A veces peleábamos por inutilidades. Ya no recuerdo cuáles. Aunque sí me acuerdo de algo, cómo me sentía en esos momentos. Una vez te lo mencioné: los buenos modales importan. Vos gritabas, me señalabas un error de una manera brutal y en mí solo quedaba la herida de un maltrato injusto. Ese trato, inevitablemente, era lo único que quedaba en mi memoria. Mis errores ya no valían nada.
Igual hay algo más que no te conté. Mi memoria también es injusta y seguramente seleccioné, por momentos, palabras horribles para odiarte más y no hablarte por mucho tiempo. Aunque con vos ya no lo hago. Entiendo que tu vida también fue difícil y que no sabías que a veces estos juegos se desarman antes de enmarcarlos. Me gustaría saber si finalmente hablaste con tus padres, si tenés novia y arman rompecabezas juntas.
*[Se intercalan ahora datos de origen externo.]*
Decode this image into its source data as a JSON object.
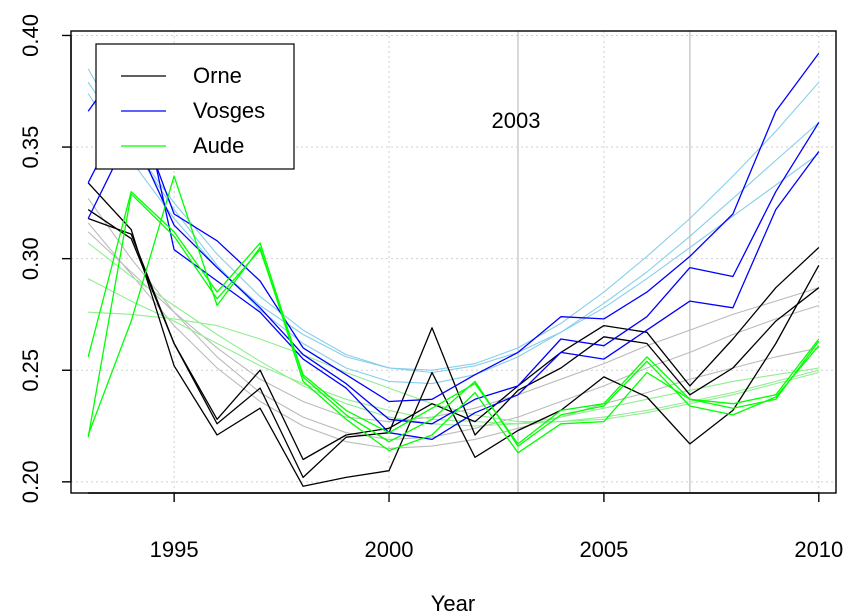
{
  "chart_data": {
    "type": "line",
    "title": "",
    "xlabel": "Year",
    "ylabel": "",
    "xlim": [
      1992.6,
      2010.4
    ],
    "ylim": [
      0.195,
      0.402
    ],
    "x": [
      1993,
      1994,
      1995,
      1996,
      1997,
      1998,
      1999,
      2000,
      2001,
      2002,
      2003,
      2004,
      2005,
      2006,
      2007,
      2008,
      2009,
      2010
    ],
    "x_ticks": [
      1995,
      2000,
      2005,
      2010
    ],
    "x_tick_labels": [
      "1995",
      "2000",
      "2005",
      "2010"
    ],
    "y_ticks": [
      0.2,
      0.25,
      0.3,
      0.35,
      0.4
    ],
    "y_tick_labels": [
      "0.20",
      "0.25",
      "0.30",
      "0.35",
      "0.40"
    ],
    "grid": true,
    "vertical_markers": [
      2003,
      2007
    ],
    "annotation": {
      "text": "2003",
      "x": 2003.5,
      "y": 0.354
    },
    "legend": {
      "placement": "top-left",
      "entries": [
        {
          "name": "Orne",
          "color": "#000000"
        },
        {
          "name": "Vosges",
          "color": "#0000ff"
        },
        {
          "name": "Aude",
          "color": "#00ff00"
        }
      ]
    },
    "series": [
      {
        "name": "Orne",
        "group": "Orne",
        "role": "observed",
        "color": "#000000",
        "values": [
          0.334,
          0.313,
          0.252,
          0.221,
          0.233,
          0.198,
          0.202,
          0.205,
          0.249,
          0.211,
          0.223,
          0.232,
          0.247,
          0.238,
          0.217,
          0.232,
          0.262,
          0.297
        ]
      },
      {
        "name": "Orne",
        "group": "Orne",
        "role": "observed",
        "color": "#000000",
        "values": [
          0.322,
          0.309,
          0.262,
          0.226,
          0.242,
          0.202,
          0.22,
          0.222,
          0.269,
          0.221,
          0.241,
          0.251,
          0.265,
          0.262,
          0.239,
          0.251,
          0.272,
          0.287
        ]
      },
      {
        "name": "Orne",
        "group": "Orne",
        "role": "observed",
        "color": "#000000",
        "values": [
          0.318,
          0.311,
          0.262,
          0.228,
          0.25,
          0.21,
          0.221,
          0.224,
          0.235,
          0.227,
          0.243,
          0.258,
          0.27,
          0.267,
          0.243,
          0.264,
          0.287,
          0.305
        ]
      },
      {
        "name": "Orne",
        "group": "Orne",
        "role": "trend",
        "color": "#bbbbbb",
        "values": [
          0.327,
          0.3,
          0.276,
          0.256,
          0.24,
          0.229,
          0.222,
          0.219,
          0.22,
          0.224,
          0.229,
          0.236,
          0.243,
          0.251,
          0.258,
          0.266,
          0.273,
          0.279
        ]
      },
      {
        "name": "Orne",
        "group": "Orne",
        "role": "trend",
        "color": "#bbbbbb",
        "values": [
          0.316,
          0.293,
          0.27,
          0.251,
          0.236,
          0.225,
          0.218,
          0.215,
          0.216,
          0.219,
          0.224,
          0.229,
          0.235,
          0.24,
          0.246,
          0.251,
          0.256,
          0.26
        ]
      },
      {
        "name": "Orne",
        "group": "Orne",
        "role": "trend",
        "color": "#bbbbbb",
        "values": [
          0.312,
          0.294,
          0.276,
          0.26,
          0.246,
          0.236,
          0.229,
          0.227,
          0.229,
          0.233,
          0.239,
          0.246,
          0.253,
          0.261,
          0.268,
          0.275,
          0.281,
          0.287
        ]
      },
      {
        "name": "Vosges",
        "group": "Vosges",
        "role": "observed",
        "color": "#0000ff",
        "values": [
          0.366,
          0.393,
          0.304,
          0.29,
          0.276,
          0.255,
          0.242,
          0.222,
          0.219,
          0.231,
          0.239,
          0.258,
          0.255,
          0.268,
          0.281,
          0.278,
          0.322,
          0.348
        ]
      },
      {
        "name": "Vosges",
        "group": "Vosges",
        "role": "observed",
        "color": "#0000ff",
        "values": [
          0.318,
          0.357,
          0.315,
          0.296,
          0.278,
          0.257,
          0.244,
          0.228,
          0.226,
          0.237,
          0.243,
          0.264,
          0.261,
          0.274,
          0.296,
          0.292,
          0.33,
          0.361
        ]
      },
      {
        "name": "Vosges",
        "group": "Vosges",
        "role": "observed",
        "color": "#0000ff",
        "values": [
          0.334,
          0.372,
          0.32,
          0.308,
          0.29,
          0.26,
          0.248,
          0.236,
          0.237,
          0.248,
          0.258,
          0.274,
          0.273,
          0.285,
          0.301,
          0.32,
          0.366,
          0.392
        ]
      },
      {
        "name": "Vosges",
        "group": "Vosges",
        "role": "trend",
        "color": "#87ceeb",
        "values": [
          0.385,
          0.351,
          0.322,
          0.297,
          0.277,
          0.262,
          0.251,
          0.245,
          0.244,
          0.248,
          0.256,
          0.267,
          0.28,
          0.294,
          0.31,
          0.327,
          0.344,
          0.361
        ]
      },
      {
        "name": "Vosges",
        "group": "Vosges",
        "role": "trend",
        "color": "#87ceeb",
        "values": [
          0.374,
          0.344,
          0.318,
          0.296,
          0.279,
          0.266,
          0.256,
          0.251,
          0.249,
          0.252,
          0.258,
          0.267,
          0.278,
          0.291,
          0.305,
          0.319,
          0.333,
          0.347
        ]
      },
      {
        "name": "Vosges",
        "group": "Vosges",
        "role": "trend",
        "color": "#87ceeb",
        "values": [
          0.379,
          0.351,
          0.325,
          0.302,
          0.283,
          0.268,
          0.257,
          0.251,
          0.25,
          0.253,
          0.26,
          0.271,
          0.285,
          0.301,
          0.318,
          0.337,
          0.357,
          0.379
        ]
      },
      {
        "name": "Aude",
        "group": "Aude",
        "role": "observed",
        "color": "#00ff00",
        "values": [
          0.221,
          0.272,
          0.337,
          0.279,
          0.305,
          0.245,
          0.228,
          0.214,
          0.221,
          0.24,
          0.213,
          0.226,
          0.227,
          0.249,
          0.237,
          0.233,
          0.237,
          0.263
        ]
      },
      {
        "name": "Aude",
        "group": "Aude",
        "role": "observed",
        "color": "#00ff00",
        "values": [
          0.256,
          0.33,
          0.312,
          0.285,
          0.307,
          0.247,
          0.23,
          0.218,
          0.228,
          0.245,
          0.216,
          0.23,
          0.234,
          0.254,
          0.234,
          0.23,
          0.238,
          0.261
        ]
      },
      {
        "name": "Aude",
        "group": "Aude",
        "role": "observed",
        "color": "#00ff00",
        "values": [
          0.22,
          0.329,
          0.31,
          0.282,
          0.304,
          0.248,
          0.232,
          0.222,
          0.233,
          0.244,
          0.217,
          0.232,
          0.235,
          0.256,
          0.237,
          0.235,
          0.239,
          0.264
        ]
      },
      {
        "name": "Aude",
        "group": "Aude",
        "role": "trend",
        "color": "#90ee90",
        "values": [
          0.291,
          0.281,
          0.272,
          0.262,
          0.252,
          0.244,
          0.237,
          0.232,
          0.228,
          0.227,
          0.226,
          0.227,
          0.229,
          0.232,
          0.236,
          0.24,
          0.245,
          0.25
        ]
      },
      {
        "name": "Aude",
        "group": "Aude",
        "role": "trend",
        "color": "#90ee90",
        "values": [
          0.276,
          0.275,
          0.273,
          0.27,
          0.264,
          0.257,
          0.249,
          0.242,
          0.235,
          0.23,
          0.227,
          0.227,
          0.228,
          0.231,
          0.235,
          0.239,
          0.244,
          0.249
        ]
      },
      {
        "name": "Aude",
        "group": "Aude",
        "role": "trend",
        "color": "#90ee90",
        "values": [
          0.307,
          0.292,
          0.279,
          0.266,
          0.254,
          0.243,
          0.235,
          0.229,
          0.226,
          0.225,
          0.226,
          0.229,
          0.233,
          0.237,
          0.241,
          0.245,
          0.248,
          0.251
        ]
      }
    ]
  }
}
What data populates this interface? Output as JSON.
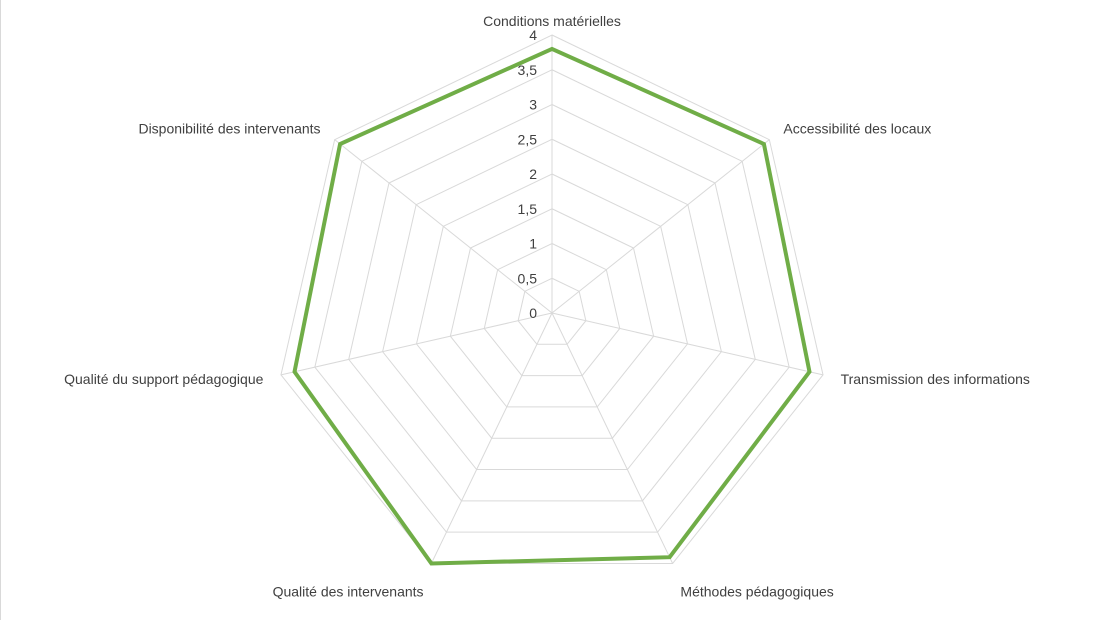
{
  "chart_data": {
    "type": "radar",
    "title": "",
    "categories": [
      "Conditions matérielles",
      "Accessibilité des locaux",
      "Transmission des informations",
      "Méthodes pédagogiques",
      "Qualité des intervenants",
      "Qualité du support pédagogique",
      "Disponibilité des intervenants"
    ],
    "series": [
      {
        "values": [
          3.8,
          3.9,
          3.8,
          3.9,
          4.0,
          3.8,
          3.9
        ]
      }
    ],
    "r_ticks": [
      "0",
      "0,5",
      "1",
      "1,5",
      "2",
      "2,5",
      "3",
      "3,5",
      "4"
    ],
    "rlim": [
      0,
      4
    ],
    "grid": true,
    "legend": "none",
    "colors": {
      "series": "#70ad47",
      "grid": "#d9d9d9",
      "text": "#404040"
    }
  }
}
También a veces, cada tanto, sueño con encontrarte en un lugar donde te pido permiso. Como si ser bisexual, al fin y al cabo, significara esto, pararse al margen de los espacios cerrados, esperando a que alguien te mire de reojo, y quizás así, invitarte a ser la forma que encaja dentro de los patrones de un universo concreto, con colores que lo acompañan y piezas que lo complementan.